Abstract

High resolution time-of-flight neutron powder diffraction has been used to determine the detailed structure of C 60 as a function of temperature. Rapid data collection coupled with high resolution has enabled subtle aspects of the 86 K orientational glass transition and precursor effects of the 260 K order-disorder transition to be observed. This surveying capability complements traditional single crystal methods. The power of the Rietveld method of profile refinement is demonstrated in the elucidation of the detailed crystal structure of the orientationally-ordered low temperature phase and in the evaluation of the departure from isotropic scattering of the C 60 molecule in the disordered high temperature phase.
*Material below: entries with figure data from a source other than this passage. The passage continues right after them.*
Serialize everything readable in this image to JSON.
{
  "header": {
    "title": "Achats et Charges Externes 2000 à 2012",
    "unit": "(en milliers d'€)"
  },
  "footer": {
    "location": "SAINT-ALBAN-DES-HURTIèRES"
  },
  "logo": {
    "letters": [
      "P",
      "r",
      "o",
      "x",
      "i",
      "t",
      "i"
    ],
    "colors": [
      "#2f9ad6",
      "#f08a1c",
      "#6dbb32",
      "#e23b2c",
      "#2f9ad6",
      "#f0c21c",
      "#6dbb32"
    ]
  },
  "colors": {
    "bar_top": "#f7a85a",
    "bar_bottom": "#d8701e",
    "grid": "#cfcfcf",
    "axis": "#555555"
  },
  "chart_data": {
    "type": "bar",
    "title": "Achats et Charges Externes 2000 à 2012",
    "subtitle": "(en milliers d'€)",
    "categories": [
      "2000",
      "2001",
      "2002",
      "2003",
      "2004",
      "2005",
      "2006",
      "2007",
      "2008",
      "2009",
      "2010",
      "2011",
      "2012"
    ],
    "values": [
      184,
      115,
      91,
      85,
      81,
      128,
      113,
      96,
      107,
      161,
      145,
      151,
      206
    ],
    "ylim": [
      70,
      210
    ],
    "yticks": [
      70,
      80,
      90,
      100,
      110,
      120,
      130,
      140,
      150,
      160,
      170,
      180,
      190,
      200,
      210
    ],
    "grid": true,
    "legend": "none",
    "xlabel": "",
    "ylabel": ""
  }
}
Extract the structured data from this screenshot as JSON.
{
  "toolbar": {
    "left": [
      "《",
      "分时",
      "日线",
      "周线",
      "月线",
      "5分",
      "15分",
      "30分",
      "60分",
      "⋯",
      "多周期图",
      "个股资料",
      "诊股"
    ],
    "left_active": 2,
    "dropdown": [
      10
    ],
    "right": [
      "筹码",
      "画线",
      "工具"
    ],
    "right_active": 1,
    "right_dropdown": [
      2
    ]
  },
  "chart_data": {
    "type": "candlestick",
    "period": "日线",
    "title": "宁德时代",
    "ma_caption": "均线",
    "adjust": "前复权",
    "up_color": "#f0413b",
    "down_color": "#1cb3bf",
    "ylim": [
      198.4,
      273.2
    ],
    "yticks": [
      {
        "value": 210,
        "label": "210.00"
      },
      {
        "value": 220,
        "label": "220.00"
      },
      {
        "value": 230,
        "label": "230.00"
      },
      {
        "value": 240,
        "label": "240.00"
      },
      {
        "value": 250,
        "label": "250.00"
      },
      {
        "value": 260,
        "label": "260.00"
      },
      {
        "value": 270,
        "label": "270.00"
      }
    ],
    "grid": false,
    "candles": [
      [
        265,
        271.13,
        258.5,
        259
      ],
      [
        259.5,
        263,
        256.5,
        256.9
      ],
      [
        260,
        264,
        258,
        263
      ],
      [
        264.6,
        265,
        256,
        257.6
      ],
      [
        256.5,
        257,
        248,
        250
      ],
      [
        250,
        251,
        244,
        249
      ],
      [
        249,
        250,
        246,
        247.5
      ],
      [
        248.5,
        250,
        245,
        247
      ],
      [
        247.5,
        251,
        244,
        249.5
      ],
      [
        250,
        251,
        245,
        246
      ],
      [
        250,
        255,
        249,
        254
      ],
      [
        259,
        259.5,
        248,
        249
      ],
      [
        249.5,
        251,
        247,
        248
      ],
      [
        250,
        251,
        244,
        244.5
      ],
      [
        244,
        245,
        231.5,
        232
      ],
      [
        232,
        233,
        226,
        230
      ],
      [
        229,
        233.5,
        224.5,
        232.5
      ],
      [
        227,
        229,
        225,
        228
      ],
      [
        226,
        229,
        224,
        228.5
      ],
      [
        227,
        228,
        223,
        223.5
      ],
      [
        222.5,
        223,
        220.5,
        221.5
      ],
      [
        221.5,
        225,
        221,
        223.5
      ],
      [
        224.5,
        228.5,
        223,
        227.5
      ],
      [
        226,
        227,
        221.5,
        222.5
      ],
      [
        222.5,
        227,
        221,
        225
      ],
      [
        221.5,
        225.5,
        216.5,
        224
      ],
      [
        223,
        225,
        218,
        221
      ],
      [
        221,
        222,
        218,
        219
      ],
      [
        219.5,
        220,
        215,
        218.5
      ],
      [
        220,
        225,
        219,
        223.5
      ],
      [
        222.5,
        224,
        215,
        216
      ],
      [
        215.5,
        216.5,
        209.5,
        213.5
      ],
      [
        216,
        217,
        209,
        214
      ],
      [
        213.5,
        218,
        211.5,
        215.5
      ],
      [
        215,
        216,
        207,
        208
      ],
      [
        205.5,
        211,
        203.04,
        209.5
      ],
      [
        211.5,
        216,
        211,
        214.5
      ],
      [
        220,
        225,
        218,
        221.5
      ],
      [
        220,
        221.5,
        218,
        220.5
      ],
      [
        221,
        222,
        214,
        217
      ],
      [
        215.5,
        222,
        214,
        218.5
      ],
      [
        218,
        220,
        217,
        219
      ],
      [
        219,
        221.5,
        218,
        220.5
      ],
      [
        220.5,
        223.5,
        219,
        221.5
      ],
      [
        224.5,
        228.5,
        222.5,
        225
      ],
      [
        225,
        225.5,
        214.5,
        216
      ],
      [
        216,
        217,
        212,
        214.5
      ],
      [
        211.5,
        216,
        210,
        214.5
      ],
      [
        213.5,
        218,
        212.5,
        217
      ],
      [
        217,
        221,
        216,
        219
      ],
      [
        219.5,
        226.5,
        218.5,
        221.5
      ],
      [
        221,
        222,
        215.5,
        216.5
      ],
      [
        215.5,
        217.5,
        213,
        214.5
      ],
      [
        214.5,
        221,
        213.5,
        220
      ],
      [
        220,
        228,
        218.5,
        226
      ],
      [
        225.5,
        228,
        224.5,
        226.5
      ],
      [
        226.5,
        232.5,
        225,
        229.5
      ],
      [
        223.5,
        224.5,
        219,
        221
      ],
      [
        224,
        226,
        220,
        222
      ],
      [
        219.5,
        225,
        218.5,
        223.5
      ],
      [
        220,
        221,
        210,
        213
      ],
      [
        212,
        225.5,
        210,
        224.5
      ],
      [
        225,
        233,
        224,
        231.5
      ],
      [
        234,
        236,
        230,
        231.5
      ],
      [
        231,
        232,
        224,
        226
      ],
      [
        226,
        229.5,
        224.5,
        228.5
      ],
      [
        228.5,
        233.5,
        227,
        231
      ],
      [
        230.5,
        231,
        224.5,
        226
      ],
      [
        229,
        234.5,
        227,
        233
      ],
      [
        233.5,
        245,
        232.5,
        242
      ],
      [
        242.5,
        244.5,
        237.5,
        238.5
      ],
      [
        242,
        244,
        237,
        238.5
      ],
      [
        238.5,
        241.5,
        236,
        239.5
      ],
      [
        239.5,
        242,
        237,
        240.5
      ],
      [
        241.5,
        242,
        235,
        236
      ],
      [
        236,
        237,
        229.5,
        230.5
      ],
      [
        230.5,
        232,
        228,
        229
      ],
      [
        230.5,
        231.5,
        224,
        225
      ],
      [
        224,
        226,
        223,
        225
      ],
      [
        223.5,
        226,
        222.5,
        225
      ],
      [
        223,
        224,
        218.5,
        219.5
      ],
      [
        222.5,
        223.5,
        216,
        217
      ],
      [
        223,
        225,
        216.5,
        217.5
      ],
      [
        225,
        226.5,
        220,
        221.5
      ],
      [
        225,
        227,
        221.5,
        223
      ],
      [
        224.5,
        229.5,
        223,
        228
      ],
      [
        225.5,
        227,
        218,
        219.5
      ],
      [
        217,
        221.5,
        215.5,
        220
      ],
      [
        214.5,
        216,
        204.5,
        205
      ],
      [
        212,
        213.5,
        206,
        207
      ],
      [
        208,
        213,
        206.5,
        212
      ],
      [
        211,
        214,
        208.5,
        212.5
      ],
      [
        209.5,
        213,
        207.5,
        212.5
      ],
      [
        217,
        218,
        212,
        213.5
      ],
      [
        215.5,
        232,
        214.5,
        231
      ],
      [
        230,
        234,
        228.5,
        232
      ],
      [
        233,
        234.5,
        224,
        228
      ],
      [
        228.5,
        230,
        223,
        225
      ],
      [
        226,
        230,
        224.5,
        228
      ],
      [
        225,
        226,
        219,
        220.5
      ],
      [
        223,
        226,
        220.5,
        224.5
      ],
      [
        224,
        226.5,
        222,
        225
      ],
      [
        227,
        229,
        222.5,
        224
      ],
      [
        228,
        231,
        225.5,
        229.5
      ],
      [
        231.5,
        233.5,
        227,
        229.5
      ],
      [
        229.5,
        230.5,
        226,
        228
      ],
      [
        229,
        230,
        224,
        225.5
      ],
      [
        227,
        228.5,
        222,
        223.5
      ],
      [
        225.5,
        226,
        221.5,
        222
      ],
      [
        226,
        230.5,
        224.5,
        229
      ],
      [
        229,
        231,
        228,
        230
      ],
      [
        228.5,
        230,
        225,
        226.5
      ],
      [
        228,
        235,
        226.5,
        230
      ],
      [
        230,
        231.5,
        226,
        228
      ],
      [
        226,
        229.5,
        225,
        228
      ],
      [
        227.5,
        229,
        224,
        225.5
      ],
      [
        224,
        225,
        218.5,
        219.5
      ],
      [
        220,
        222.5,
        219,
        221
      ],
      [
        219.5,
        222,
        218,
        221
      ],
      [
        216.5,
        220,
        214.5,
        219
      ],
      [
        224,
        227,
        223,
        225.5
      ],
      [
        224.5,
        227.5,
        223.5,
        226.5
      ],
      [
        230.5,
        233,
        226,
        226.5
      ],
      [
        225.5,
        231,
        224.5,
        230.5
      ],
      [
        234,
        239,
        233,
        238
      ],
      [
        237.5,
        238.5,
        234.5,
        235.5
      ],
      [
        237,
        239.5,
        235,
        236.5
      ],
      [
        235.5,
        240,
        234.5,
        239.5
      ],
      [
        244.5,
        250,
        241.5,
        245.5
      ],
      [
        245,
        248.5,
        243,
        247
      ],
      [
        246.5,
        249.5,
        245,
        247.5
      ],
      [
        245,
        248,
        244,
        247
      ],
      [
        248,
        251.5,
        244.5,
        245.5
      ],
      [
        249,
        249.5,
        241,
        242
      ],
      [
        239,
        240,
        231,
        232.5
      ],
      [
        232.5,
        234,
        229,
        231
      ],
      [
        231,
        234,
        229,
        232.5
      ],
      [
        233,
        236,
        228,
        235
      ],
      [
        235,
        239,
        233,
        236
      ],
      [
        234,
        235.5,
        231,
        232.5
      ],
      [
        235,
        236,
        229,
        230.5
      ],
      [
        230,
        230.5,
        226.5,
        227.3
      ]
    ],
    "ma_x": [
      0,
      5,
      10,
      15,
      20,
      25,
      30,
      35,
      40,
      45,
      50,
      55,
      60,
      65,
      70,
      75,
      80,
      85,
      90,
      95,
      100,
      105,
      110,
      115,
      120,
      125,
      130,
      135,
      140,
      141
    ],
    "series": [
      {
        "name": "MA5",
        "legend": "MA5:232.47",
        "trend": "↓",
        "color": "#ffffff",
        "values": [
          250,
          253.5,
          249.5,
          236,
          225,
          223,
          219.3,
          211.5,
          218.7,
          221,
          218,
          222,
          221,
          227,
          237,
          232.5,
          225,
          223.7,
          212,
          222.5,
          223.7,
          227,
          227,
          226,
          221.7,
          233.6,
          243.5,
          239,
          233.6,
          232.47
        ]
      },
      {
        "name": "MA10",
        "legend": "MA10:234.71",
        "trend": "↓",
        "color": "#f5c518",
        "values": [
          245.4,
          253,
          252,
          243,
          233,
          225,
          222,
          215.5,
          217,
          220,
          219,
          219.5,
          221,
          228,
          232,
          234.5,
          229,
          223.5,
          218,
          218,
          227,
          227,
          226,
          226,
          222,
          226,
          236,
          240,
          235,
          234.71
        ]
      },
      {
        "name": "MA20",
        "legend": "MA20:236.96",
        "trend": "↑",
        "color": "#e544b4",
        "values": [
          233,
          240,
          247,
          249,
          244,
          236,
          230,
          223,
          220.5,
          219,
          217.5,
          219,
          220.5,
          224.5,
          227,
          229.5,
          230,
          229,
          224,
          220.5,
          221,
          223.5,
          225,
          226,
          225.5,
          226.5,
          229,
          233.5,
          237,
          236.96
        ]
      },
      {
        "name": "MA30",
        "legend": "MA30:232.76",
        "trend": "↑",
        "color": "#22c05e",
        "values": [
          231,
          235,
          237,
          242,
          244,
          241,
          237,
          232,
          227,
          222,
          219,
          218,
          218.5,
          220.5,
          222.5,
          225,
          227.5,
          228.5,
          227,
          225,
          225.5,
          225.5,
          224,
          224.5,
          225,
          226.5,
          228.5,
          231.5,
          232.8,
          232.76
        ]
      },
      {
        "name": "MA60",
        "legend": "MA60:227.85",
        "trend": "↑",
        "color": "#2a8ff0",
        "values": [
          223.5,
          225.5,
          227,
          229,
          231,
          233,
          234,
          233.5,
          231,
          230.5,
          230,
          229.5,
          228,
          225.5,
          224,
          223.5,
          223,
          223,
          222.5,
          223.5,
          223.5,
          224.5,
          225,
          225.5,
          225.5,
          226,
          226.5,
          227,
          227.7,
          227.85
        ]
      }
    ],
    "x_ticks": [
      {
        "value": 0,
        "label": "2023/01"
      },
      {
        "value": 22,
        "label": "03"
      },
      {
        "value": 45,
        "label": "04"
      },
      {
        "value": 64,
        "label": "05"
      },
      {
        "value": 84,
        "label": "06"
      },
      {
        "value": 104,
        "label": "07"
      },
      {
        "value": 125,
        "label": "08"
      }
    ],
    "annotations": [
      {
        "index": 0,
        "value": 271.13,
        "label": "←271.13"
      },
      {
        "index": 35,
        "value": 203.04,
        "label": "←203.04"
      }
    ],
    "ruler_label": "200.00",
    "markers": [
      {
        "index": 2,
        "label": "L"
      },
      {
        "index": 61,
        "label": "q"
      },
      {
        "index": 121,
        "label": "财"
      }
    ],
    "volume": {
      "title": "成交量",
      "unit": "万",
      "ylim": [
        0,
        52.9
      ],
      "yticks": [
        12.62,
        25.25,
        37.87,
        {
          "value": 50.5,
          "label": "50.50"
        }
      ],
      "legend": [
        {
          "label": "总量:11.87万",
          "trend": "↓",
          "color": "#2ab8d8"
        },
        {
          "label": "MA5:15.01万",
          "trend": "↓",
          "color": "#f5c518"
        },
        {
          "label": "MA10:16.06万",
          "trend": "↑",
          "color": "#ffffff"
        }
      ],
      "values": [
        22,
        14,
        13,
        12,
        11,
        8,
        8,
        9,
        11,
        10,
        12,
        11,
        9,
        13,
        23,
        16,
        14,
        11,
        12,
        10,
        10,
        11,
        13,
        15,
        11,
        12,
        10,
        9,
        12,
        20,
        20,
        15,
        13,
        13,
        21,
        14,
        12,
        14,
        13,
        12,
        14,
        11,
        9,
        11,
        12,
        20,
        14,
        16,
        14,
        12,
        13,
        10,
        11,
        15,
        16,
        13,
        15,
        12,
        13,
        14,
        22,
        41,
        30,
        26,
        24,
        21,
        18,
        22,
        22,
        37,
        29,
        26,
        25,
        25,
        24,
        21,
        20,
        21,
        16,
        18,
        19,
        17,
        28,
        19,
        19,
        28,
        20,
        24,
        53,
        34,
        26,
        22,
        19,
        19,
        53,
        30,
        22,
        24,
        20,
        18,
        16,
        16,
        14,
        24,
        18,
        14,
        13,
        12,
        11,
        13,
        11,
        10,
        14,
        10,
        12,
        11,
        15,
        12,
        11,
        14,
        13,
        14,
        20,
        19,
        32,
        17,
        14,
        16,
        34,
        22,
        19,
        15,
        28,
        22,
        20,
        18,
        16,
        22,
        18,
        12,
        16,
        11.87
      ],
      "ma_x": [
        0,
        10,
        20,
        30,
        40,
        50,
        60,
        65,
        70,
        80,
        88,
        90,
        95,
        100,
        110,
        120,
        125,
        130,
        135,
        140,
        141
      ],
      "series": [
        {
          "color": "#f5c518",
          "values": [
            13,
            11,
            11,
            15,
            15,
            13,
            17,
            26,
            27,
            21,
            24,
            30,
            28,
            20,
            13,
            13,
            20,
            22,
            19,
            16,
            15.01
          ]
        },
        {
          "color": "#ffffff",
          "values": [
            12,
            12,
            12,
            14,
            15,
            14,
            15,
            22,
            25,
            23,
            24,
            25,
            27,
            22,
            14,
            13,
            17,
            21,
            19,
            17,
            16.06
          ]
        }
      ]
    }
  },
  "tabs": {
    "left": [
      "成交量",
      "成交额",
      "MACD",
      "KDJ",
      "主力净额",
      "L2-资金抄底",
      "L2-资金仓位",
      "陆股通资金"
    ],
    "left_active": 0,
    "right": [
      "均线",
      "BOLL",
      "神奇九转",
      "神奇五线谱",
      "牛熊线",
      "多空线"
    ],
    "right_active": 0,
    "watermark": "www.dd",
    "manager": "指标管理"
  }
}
The counter-intuitive success in obtaining high-order cubic-harmonic coefficients, albeit to poorer precision than single crystal X-ray measurements, confirms the efficacy of the Rietveld profile refinement method. The collapse of three dimensions of diffraction information on to the one dimension of a high resolution powder diffraction pattern can still lead to an impressive amount of structural information that substantiates the assertion made by W. H. Bragg ‘the second method [powder diffraction], first used independently by Debye and Hull, can be used when the crystal is in powder, and can, therefore be employed when no single crystal can be obtained of sufficient size. All the spectra of the different planes are thrown together on the same diagram or photograph, and must be disentangled. This is not as difficult as it may seem . . . ’.